My concern would be that BYU’s only played one offense close to this this year and it’s Texas Tech, who dropped 1.18 PPP on the Cougars at the Marriott Center. Now, BYU still could’ve won that game had they not shot 22% from three and 57% from the FT line, but such is the risk you run in life. BYU is not a terribly aggressive perimeter defense, either; they would have come out as the third least-aggressive perimeter D in the SEC, just ahead of LSU and Alabama. The good news for BYU: Alabama posted just 1.05 PPP against LSU in their one faceoff this year and got rocked on the boards. The bad news: that was the game Mark Sears was benched for the entire second half of, which makes it borderline useless as data.
I do think that with 3PT% removed, these teams are functionally equal on a neutral court. Much was made of the SEC gauntlet this year, but since February 1, BYU’s schedule ranks fourth-hardest out of the 16 teams remaining, ahead of teams like Auburn, Tennessee, and Florida. The Big 12’s gauntlet was no slouch, either. This more-or-less equal affair comes down to two items for me: is Alabama simply going to be happy sitting back in drop coverage against a 93rd-percentile team in jump shooting efficiency, and is BYU going to be able to handle full-on rim denial with not allowing wide-open catch-and-shoot threes at the same time?

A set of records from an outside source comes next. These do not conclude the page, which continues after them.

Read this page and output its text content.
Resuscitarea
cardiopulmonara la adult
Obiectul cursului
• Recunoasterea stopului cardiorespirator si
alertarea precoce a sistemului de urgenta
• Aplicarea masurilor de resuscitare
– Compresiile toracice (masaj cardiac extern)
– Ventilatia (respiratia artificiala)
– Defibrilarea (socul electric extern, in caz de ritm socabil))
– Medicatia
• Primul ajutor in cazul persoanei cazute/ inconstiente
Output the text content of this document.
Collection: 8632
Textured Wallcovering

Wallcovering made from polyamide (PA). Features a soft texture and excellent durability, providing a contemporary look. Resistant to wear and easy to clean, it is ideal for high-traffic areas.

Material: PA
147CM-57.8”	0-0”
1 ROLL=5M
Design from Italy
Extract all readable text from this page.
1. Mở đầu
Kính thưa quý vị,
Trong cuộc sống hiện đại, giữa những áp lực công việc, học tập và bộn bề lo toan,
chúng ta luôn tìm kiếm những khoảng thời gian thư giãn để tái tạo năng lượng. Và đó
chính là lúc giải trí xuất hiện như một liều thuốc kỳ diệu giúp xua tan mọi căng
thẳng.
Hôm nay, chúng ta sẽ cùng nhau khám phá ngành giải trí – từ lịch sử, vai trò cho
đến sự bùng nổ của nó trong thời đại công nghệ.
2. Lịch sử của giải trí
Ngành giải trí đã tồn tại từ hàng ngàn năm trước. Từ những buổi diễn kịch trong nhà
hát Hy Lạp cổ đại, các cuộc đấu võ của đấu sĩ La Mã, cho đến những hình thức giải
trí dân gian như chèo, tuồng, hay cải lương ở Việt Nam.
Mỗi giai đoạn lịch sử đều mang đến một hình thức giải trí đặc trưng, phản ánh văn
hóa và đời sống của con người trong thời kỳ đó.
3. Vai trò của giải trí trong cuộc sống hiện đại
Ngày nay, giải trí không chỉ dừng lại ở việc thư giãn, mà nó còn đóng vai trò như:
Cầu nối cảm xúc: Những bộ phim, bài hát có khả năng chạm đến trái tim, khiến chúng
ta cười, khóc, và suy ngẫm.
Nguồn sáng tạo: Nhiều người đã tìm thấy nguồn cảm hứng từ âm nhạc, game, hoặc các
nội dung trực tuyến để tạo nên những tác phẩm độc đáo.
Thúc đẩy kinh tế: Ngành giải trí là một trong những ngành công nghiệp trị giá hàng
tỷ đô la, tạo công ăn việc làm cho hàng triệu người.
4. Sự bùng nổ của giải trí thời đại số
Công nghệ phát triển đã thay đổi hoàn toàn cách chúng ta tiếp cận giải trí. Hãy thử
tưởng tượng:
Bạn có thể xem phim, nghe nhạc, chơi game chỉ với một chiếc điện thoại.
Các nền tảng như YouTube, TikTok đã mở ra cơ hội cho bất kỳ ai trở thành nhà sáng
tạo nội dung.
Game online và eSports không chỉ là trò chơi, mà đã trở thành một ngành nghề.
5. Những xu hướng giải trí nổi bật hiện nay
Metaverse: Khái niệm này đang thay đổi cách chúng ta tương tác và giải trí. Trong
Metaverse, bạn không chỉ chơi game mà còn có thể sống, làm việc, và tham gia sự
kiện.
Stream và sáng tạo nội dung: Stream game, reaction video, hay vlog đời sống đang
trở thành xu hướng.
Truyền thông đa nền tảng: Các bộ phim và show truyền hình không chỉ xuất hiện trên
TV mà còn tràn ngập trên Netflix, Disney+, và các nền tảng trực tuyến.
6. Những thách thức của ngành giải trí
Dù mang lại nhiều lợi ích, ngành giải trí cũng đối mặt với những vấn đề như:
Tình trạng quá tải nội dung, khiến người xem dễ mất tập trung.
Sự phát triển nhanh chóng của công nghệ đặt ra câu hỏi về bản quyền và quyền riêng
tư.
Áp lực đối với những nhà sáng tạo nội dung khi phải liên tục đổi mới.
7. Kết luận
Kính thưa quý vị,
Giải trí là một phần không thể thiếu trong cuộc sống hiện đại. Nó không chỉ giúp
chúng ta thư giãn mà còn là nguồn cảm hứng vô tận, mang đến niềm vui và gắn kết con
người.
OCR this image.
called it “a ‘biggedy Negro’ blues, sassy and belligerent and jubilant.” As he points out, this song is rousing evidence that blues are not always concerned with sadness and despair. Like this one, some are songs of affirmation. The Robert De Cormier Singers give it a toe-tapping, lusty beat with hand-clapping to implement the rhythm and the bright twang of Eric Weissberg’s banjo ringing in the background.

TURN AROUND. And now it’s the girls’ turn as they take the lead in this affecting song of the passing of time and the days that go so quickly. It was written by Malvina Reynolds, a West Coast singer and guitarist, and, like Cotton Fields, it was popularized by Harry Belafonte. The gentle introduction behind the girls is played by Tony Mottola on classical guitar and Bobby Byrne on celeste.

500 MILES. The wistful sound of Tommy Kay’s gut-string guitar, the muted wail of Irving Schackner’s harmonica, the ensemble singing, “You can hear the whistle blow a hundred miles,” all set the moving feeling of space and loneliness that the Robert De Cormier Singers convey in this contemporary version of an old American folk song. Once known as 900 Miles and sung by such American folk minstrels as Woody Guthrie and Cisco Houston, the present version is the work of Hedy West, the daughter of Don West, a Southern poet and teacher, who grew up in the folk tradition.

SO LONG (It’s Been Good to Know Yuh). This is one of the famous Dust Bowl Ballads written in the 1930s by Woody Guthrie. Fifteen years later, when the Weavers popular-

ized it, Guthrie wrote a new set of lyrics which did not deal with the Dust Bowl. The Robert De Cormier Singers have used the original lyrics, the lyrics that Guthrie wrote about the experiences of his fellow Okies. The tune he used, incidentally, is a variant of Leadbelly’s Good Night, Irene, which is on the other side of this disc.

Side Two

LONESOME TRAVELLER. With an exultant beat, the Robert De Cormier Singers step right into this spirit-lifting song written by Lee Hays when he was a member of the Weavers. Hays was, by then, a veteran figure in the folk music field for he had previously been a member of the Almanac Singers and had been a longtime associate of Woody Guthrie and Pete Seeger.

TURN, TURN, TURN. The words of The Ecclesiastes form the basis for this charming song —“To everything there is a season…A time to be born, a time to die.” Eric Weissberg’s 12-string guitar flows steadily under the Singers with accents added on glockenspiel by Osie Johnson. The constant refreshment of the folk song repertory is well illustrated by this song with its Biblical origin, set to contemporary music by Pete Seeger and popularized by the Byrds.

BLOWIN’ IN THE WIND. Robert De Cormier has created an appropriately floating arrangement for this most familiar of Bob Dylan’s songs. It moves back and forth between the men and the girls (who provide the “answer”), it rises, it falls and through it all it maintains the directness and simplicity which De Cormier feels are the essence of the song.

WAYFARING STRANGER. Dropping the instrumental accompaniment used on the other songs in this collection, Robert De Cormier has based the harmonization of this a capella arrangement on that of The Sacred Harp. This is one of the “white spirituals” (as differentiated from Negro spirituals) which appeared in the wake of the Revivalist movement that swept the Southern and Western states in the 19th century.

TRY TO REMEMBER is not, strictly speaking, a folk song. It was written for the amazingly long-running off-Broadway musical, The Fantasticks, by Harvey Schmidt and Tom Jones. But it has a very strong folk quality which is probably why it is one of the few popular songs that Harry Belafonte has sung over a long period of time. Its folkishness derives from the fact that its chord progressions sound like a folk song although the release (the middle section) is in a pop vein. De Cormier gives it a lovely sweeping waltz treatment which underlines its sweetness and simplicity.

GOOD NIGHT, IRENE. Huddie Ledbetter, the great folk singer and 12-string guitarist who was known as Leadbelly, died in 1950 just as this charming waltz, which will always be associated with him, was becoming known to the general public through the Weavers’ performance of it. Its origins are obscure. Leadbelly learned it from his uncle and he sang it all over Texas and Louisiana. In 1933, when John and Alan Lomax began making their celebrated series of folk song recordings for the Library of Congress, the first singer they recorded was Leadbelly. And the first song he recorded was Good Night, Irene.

THING TO WATCH FOR: Look, crazy as it sounds to you right now, these teams are gonna miss some shots. What the team who misses the shot does defensively might decide the game. BYU went 17-1 this year when scoring 11+ fastbreak points. Alabama went 15-2 when dumping 15+. In the first 10 seconds of the shot clock, Alabama shoots 74% on twos and 49% on threes. BYU cannot win this game if they’re letting Alabama run wild off of missed field goals. Worth noting that Alabama went 10-6 this year when getting off less than 35% of their initial field goal attempts off in the first 10 seconds of the clock (17-2 otherwise), per CBB Analytics.
I’ll assume they are already because they’ve got a smart staff, but BYU should probably study the last few games Alabama has played against Tennessee for cases of proper rim denial and transition denial. Tennessee’s consistently held an otherwise nasty Alabama offense to season lows in points, efficiency, and pace over the last three seasons. Watch how Tennessee gets back after a missed field goal here and stops the primary break in its tracks, turning it into a longer possession.
THING TO CTRL+F THE BOXSCORE FOR: Honestly, if this game touches a 10+ point lead in either direction. Combined, these teams went 45-1 (Bama 22-0, BYU 23-1) this year when leading by 10 at any point of a game. It sounds stupid, but if one team gets up 10 the other team simply doesn’t have the defense to get back in it.
THREE MOST SIMILAR GAMES: 2024 (4) Alabama over (1) North Carolina; 2017 (2) Kentucky over (3) UCLA; 2002 (1) Kansas over (2) Oregon
PREDICTION: The line is too high for me here for two teams that, again, are pretty much the exact same thing. I’ll ride with the team with superior shot volume and a more sustainable path to easy points. (I’d also be wise to note that Oats is 2-5 ATS in NCAAT at Alabama when the opponent has 3+ days to prep, and BYU does have a one-day rest advantage here.) BYU 92, Alabama 91 in an instant classic.